Every time the January 6 committee holds a hearing, it seems clearer and clearer that Donald Trump was trying to keep control over the government after losing reelection. The past week alone produced the “how to coup” PowerPoint, widely circulated in Trumpworld, and a slew of text messages, including this sorry we weren’t able to pull off a coup note from an unidentified lawmaker to Mark Meadows: “Yesterday was a terrible day. We tried everything we could in our objection to the 6 states. I’m sorry nothing worked.” It’s pretty clear what Trump was up to: trying to reinstall himself as president and end American democracy as we know it.

Trump’s crew surely knew how bad the events of January 6 were even as they were unfolding. “The president needs to tell people in the Capitol to go home … he is destroying his legacy,” Fox News host Laura Ingraham wrote to Mark Meadows in a text message read by Republican Representative Liz Cheney during the opening statements of the Jan 6 committee meeting on Monday night.
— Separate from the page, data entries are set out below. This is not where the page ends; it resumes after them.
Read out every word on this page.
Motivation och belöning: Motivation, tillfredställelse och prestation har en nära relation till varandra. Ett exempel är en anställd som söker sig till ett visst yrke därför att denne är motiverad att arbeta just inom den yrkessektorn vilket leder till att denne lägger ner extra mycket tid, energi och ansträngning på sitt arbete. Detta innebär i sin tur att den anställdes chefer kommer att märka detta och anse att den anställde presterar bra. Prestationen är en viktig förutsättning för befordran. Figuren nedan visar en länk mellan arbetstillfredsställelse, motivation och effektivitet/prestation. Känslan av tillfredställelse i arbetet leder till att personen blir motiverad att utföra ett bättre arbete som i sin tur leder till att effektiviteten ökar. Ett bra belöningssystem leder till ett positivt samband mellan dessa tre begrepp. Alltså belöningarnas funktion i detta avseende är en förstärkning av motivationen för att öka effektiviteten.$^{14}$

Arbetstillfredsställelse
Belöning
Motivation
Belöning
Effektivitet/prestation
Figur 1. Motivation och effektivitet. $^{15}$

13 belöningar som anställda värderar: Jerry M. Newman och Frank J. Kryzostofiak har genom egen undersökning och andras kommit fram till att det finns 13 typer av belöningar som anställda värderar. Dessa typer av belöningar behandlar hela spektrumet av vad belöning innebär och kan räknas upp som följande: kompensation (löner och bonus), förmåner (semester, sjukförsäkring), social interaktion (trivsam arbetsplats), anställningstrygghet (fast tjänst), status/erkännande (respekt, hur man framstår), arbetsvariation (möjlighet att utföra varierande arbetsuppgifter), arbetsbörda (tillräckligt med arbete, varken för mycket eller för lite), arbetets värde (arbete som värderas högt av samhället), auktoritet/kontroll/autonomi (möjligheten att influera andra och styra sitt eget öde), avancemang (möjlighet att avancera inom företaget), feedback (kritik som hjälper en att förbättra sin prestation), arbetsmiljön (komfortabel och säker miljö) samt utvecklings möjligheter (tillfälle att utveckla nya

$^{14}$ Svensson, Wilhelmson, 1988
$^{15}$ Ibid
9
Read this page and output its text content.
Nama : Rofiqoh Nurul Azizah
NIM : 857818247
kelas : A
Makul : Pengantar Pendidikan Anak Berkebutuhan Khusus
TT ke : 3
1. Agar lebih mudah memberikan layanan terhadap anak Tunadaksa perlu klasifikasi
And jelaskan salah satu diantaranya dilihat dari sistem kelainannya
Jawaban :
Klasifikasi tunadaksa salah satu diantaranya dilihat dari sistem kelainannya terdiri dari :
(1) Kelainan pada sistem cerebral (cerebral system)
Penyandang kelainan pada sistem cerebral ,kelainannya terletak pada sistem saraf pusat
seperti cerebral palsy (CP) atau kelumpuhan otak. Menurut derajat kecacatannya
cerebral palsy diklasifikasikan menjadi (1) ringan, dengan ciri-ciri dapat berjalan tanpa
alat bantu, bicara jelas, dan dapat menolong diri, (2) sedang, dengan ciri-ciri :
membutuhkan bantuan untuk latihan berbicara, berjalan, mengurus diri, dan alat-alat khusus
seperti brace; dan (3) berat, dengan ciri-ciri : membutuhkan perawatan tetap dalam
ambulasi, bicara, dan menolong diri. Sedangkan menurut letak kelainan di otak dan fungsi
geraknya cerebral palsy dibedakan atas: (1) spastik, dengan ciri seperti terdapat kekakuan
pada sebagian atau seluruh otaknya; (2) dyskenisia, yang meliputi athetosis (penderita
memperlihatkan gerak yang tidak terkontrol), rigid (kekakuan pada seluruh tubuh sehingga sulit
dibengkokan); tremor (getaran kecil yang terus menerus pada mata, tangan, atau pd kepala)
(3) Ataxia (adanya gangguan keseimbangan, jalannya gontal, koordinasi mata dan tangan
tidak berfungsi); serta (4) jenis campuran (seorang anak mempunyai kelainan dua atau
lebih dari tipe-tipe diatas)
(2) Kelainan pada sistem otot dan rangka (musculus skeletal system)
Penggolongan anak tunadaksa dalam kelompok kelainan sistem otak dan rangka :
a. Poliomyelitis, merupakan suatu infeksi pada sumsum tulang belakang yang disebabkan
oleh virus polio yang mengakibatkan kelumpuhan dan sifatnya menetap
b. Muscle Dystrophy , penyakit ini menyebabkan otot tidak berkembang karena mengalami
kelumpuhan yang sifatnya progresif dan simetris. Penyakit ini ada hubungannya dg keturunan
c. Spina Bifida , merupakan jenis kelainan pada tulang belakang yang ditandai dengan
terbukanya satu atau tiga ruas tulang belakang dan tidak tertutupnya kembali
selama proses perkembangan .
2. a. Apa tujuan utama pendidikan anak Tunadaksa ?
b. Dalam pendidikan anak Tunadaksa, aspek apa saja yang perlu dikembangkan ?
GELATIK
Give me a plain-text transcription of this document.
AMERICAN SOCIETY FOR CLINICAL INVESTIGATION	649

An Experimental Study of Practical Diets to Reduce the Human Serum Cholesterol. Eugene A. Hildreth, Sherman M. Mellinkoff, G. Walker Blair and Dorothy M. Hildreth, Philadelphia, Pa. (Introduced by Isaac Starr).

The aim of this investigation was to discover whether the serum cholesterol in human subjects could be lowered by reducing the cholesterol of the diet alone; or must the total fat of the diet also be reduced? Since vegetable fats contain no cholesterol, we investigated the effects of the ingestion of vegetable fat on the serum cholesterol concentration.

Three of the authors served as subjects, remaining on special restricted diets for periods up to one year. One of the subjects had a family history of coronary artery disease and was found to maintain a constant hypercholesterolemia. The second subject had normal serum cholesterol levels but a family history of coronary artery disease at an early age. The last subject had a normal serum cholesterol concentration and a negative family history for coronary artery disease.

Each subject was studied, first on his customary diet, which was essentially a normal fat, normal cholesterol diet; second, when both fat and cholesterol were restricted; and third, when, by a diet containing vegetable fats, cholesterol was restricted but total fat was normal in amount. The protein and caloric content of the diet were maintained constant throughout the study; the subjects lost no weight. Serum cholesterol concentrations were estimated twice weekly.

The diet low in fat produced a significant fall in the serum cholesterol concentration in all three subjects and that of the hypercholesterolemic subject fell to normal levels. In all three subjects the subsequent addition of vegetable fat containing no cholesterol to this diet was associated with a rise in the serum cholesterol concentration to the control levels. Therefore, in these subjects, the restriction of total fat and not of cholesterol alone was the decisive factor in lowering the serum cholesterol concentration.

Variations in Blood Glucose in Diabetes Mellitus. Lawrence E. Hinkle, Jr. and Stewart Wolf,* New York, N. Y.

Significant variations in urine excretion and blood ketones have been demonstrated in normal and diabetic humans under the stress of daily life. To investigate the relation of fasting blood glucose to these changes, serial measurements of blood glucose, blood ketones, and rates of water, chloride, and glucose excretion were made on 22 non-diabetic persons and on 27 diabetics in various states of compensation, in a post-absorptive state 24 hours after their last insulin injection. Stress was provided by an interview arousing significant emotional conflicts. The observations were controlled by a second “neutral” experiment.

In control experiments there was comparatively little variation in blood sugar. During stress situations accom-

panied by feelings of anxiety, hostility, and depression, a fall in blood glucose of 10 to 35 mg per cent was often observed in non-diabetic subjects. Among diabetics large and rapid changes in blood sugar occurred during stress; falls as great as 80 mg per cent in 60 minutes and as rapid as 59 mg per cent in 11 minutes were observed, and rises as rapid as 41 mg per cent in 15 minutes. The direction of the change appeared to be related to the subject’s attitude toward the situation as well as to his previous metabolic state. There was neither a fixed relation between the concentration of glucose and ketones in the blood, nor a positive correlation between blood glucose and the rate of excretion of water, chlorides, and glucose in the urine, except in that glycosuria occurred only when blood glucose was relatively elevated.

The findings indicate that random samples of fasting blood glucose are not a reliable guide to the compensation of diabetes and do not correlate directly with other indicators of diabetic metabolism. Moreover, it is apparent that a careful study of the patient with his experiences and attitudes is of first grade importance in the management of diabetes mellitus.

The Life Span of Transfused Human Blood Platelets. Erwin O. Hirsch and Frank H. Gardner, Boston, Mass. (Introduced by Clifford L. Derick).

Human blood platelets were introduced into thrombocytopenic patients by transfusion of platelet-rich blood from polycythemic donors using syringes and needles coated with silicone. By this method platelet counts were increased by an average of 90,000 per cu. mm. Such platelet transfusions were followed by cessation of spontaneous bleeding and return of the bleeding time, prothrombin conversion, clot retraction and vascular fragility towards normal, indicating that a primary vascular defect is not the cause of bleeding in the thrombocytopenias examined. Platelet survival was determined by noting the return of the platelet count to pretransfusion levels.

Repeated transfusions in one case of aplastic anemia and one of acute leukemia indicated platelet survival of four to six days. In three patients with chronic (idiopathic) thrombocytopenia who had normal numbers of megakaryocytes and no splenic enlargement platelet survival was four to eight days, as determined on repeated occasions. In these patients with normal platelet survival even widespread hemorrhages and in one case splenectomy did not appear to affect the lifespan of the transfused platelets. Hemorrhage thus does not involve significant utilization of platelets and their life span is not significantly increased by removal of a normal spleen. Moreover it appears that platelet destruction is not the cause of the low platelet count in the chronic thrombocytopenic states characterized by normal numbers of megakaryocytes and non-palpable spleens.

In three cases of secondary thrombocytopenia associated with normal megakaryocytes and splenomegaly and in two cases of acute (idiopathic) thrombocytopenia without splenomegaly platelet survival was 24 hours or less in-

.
A range of journalists sent similar messages. Actual reporter Jake Sherman—who had been stuck in the Capitol during the riot, and who released his texts with Meadows “out of transparency”—wrote, “Do something for us. We are under siege in the [Capitol].” Another “journalist” exchanging texts with Meadows at the time: Fox propagandist Sean Hannity, who wrote, “Can he make a statement? Ask people to leave the Capitol.”

Meadows himself turned over a huge tranche of texts and emails to the committee before he decided he no longer wanted to testify. That he’s currently promoting his book about Trump rather undercuts the claim in his excuse for backing out of the testimony— reflected in his new lawsuit, against the January 6 committee and Nancy Pelosi—that his service to the ex-president requires rigorous confidentiality. California Representative Adam Schiff noted that it’s “very possible that by discussing the events of Jan. 6 in his book … he’s waiving any claim of privilege.” The House is now seeking to charge him with contempt.

The book itself, The Chief’s Chief, is quite a puzzling artifact. Kirkus called it a “Trump idolator’s dream book,” but Meadows also slipped up and revealed some extremely damaging information—for example, that Trump tested positive for the coronavirus before the first debate with Joe Biden (though he did, according to Meadows, take a second test, which was negative). “The story of me having COVID prior to, or during, the first debate is Fake News,” Trump responded. “In fact, a test revealed that I did not have COVID prior to the debate.”

Only two Republicans voted to hold Meadows in contempt. The rest of the House GOP apparently decided it’s fine that he’s refusing to participate in an investigation led by the very legislative body to which they belong. Meanwhile, the desperate texts that Sean Hannity, Laura Ingraham, and Fox & Friends host Brian Kilmeade wrote to Mark Meadows, urging Trump to try and stop the riot, are just a bizarre footnote to the narrative Fox News has cemented in its viewers’ minds: that rooting for authoritarianism is simply how you support your team.